L'industrie est impatiente de voir la Commission conclure le dialogue stratégique sur l'avenir de l'industrie automobile afin de résoudre la question des amendes de 2025 pour les voitures et les camionnettes, c'est pourquoi elle réitère : "Les décisions d'investissement cruciales sont prises maintenant, pas dans quelques mois".

"Les solutions proposées pour les véhicules légers sont la flexibilité et non un revirement de la politique de décarbonisation. Il n'y a pas de retour en arrière possible : plus de 250 milliards d'euros d'investissements par les constructeurs automobiles dans les technologies à zéro émission en sont la meilleure preuve", a déclaré Sigrid de Vries, directrice générale de l'Association des constructeurs européens d'automobiles (ACEA).

Compte tenu de la situation spécifique du marché des véhicules utilitaires légers et de la situation encore plus difficile de l'adoption par le marché des camionnettes électriques jusqu'à présent, la note poursuit en disant que "plusieurs flexibilités (au moins le principe d'introduction progressive et une moyenne sur cinq ans) seront introduites pour le segment des camionnettes afin de sauvegarder l'allocation de 2025 et d'éviter de payer des pénalités en raison de la non-conformité des camionnettes".

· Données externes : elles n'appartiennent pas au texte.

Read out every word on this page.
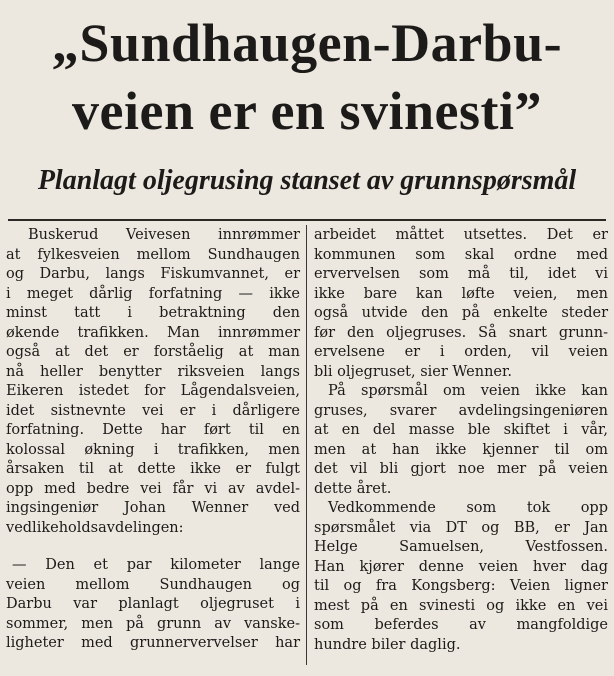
„Sundhaugen-Darbu-
veien er en svinesti”
Planlagt oljegrusing stanset av grunnspørsmål

Buskerud Veivesen innrømmer

at fylkesveien mellom Sundhaugen

og Darbu, langs Fiskumvannet, er

i meget dårlig forfatning — ikke

minst tatt i betraktning den

økende trafikken. Man innrømmer

også at det er forståelig at man

nå heller benytter riksveien langs

Eikeren istedet for Lågendalsveien,

idet sistnevnte vei er i dårligere

forfatning. Dette har ført til en

kolossal økning i trafikken, men

årsaken til at dette ikke er fulgt

opp med bedre vei får vi av avdel-

ingsingeniør Johan Wenner ved

vedlikeholdsavdelingen:

— Den et par kilometer lange

veien mellom Sundhaugen og

Darbu var planlagt oljegruset i

sommer, men på grunn av vanske-

ligheter med grunnervervelser har

arbeidet måttet utsettes. Det er

kommunen som skal ordne med

ervervelsen som må til, idet vi

ikke bare kan løfte veien, men

også utvide den på enkelte steder

før den oljegruses. Så snart grunn-

ervelsene er i orden, vil veien

bli oljegruset, sier Wenner.

På spørsmål om veien ikke kan

gruses, svarer avdelingsingeniøren

at en del masse ble skiftet i vår,

men at han ikke kjenner til om

det vil bli gjort noe mer på veien

dette året.

Vedkommende som tok opp

spørsmålet via DT og BB, er Jan

Helge Samuelsen, Vestfossen.

Han kjører denne veien hver dag

til og fra Kongsberg: Veien ligner

mest på en svinesti og ikke en vei

som beferdes av mangfoldige

hundre biler daglig.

Il est essentiel qu'une solution 2025 sur mesure pour les voitures et les camionnettes n'empêche pas une révision complète des réglementations sur le CO2 en 2025. Cette révision permettra une discussion plus large sur les ajustements structurels du cadre sur le CO2 et une stratégie plus cohérente pour assurer une transition verte et compétitive".

La solution viendra bientôt, selon l'UE

Pour l'instant, il n'y a pas de nouvelles déclarations de la part des institutions. La dernière déclaration officielle de Mme Von der Leyen remonte au 29 janvier : "La solution au problème des amendes pour les constructeurs automobiles qui n'atteignent pas les objectifs d'émissions polluantes (plus faibles) en 2025 est une question de semaines plutôt que de mois".

Mme Von der Leyen est convaincue qu'il faut résoudre un problème d'équité entre les constructeurs, car "certains ont investi avec succès pour atteindre les objectifs". Selon elle, il faut toutefois faire preuve de "flexibilité et de pragmatisme pour résoudre un problème complexe, sachant que les questions ne doivent pas être examinées dans leur seule dimension, mais dans un cadre plus large".